Di Australia, PLTU batu bara menghasilkan 12 juta ton FABA setiap tahun. Lebih dari 400 juta ton abu terbang disimpan di lokasi pembuangan di seluruh Australia. Limbah ini menyumbang hampir seperlima dari total limbah negara berpenduduk 25,3 juta jiwa itu. Hanya 20 persen limbah yang digunakan kembali. Perusahaan semen lokal tidak tertarik menggunakannya karena mereka dapat menghasilkan lebih banyak uang dengan memakai bahan impor.
Kelompok pegiat lingkungan di Australia telah lama berpendapat mengenai perlunya regulasi yang lebih baik tentang FABA. Sebuah laporan yang diterbitkan pada Maret lalu menunjukkan pemerintah New South Wales setuju dengan pendapat itu, tapi tidak ada tindak lanjutnya. Aktivis lingkungan menilai perbaikan yang dilakukan tidak bisa mencegah kontaminasi air tanah dari dampak penimbunan limbah batu bara.
Dampak lain pemanfaatan abu batu bara juga sempat dipersoalkan di Korea Selatan.
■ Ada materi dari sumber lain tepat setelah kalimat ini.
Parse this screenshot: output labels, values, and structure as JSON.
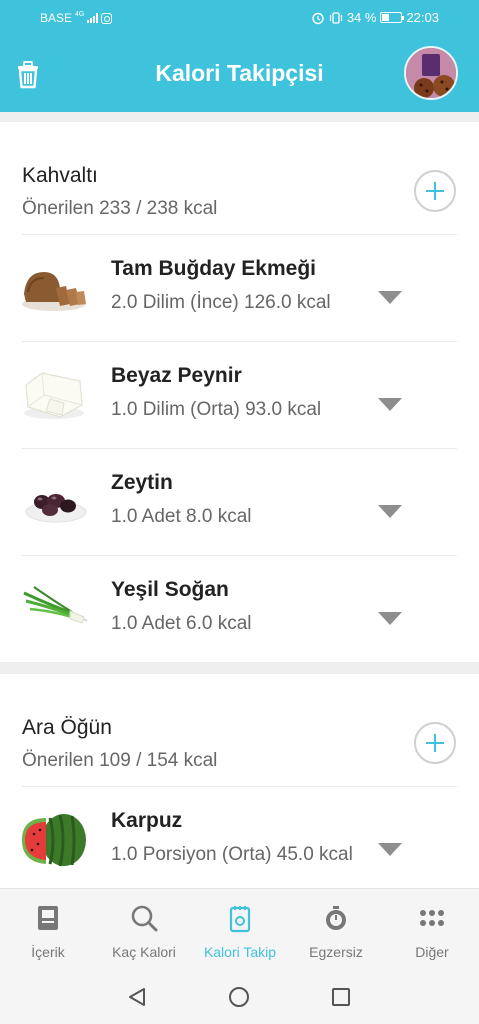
{
  "status_bar": {
    "carrier": "BASE",
    "network": "4G",
    "battery": "34 %",
    "time": "22:03"
  },
  "app_bar": {
    "title": "Kalori Takipçisi"
  },
  "sections": [
    {
      "title": "Kahvaltı",
      "subtitle": "Önerilen 233 / 238 kcal",
      "items": [
        {
          "name": "Tam Buğday Ekmeği",
          "detail": "2.0 Dilim (İnce) 126.0 kcal",
          "icon": "bread"
        },
        {
          "name": "Beyaz Peynir",
          "detail": "1.0 Dilim (Orta) 93.0 kcal",
          "icon": "cheese"
        },
        {
          "name": "Zeytin",
          "detail": "1.0 Adet 8.0 kcal",
          "icon": "olives"
        },
        {
          "name": "Yeşil Soğan",
          "detail": "1.0 Adet 6.0 kcal",
          "icon": "green-onion"
        }
      ]
    },
    {
      "title": "Ara Öğün",
      "subtitle": "Önerilen 109 / 154 kcal",
      "items": [
        {
          "name": "Karpuz",
          "detail": "1.0 Porsiyon (Orta) 45.0 kcal",
          "icon": "watermelon"
        }
      ]
    }
  ],
  "bottom_nav": [
    {
      "label": "İçerik",
      "icon": "book-icon"
    },
    {
      "label": "Kaç Kalori",
      "icon": "search-icon"
    },
    {
      "label": "Kalori Takip",
      "icon": "notepad-icon",
      "active": true
    },
    {
      "label": "Egzersiz",
      "icon": "stopwatch-icon"
    },
    {
      "label": "Diğer",
      "icon": "more-icon"
    }
  ],
  "colors": {
    "accent": "#3fc3dc",
    "muted": "#777777"
  }
}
Pada 2019, kelompok masyarakat sipil dan Komite Investigasi Khusus Parlemen mengumumkan temuan lebih banyak karsinogen dalam abu batu bara. Penyelidikan dimulai setelah kematian pekerja subkontrak PLTU batu bara pada tahun itu. Seusai kejadian itu, para ahli kesehatan kerja dan kelompok masyarakat mulai menyerukan pengetatan peraturan tentang pengukuran kadar racun FABA.
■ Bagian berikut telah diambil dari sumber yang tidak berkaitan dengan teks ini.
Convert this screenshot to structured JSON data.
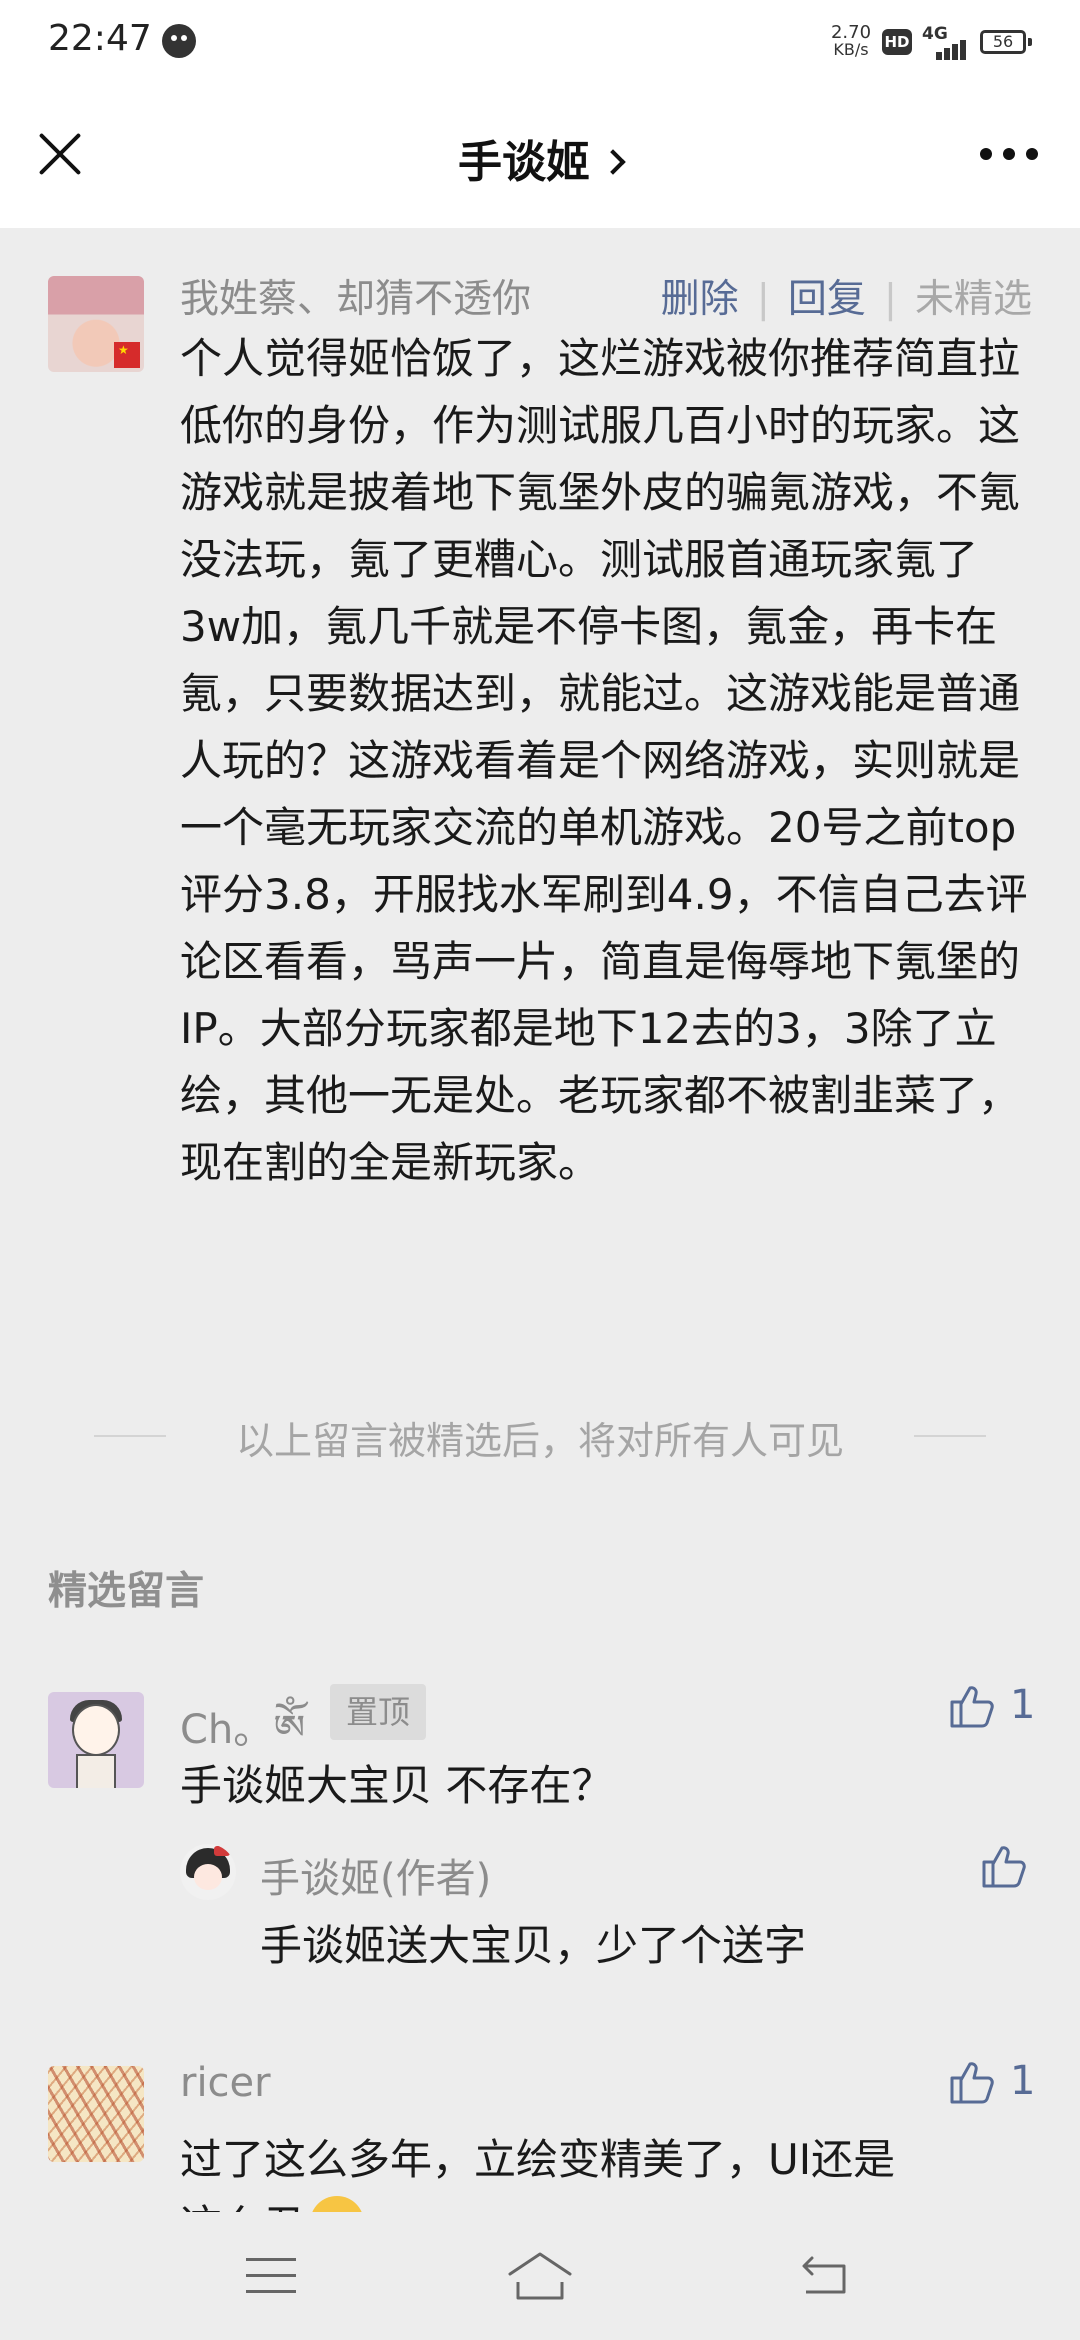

Di sisi lain, sejak awal 2000-an, kelompok perlindungan konsumen konsisten berargumen bahwa warga Korea Selatan yang tinggal di rumah berbahan semen yang dicampur abu batu bara menderita berbagai penyakit karena dugaan adanya kandungan karsinogen. Industri semen menolak argumen ini dengan mengatakan semua karsinogen hilang dalam proses pembuatan semen, yang dipanaskan di suhu lebih dari 800 derajat Celsius selama berjam-jam.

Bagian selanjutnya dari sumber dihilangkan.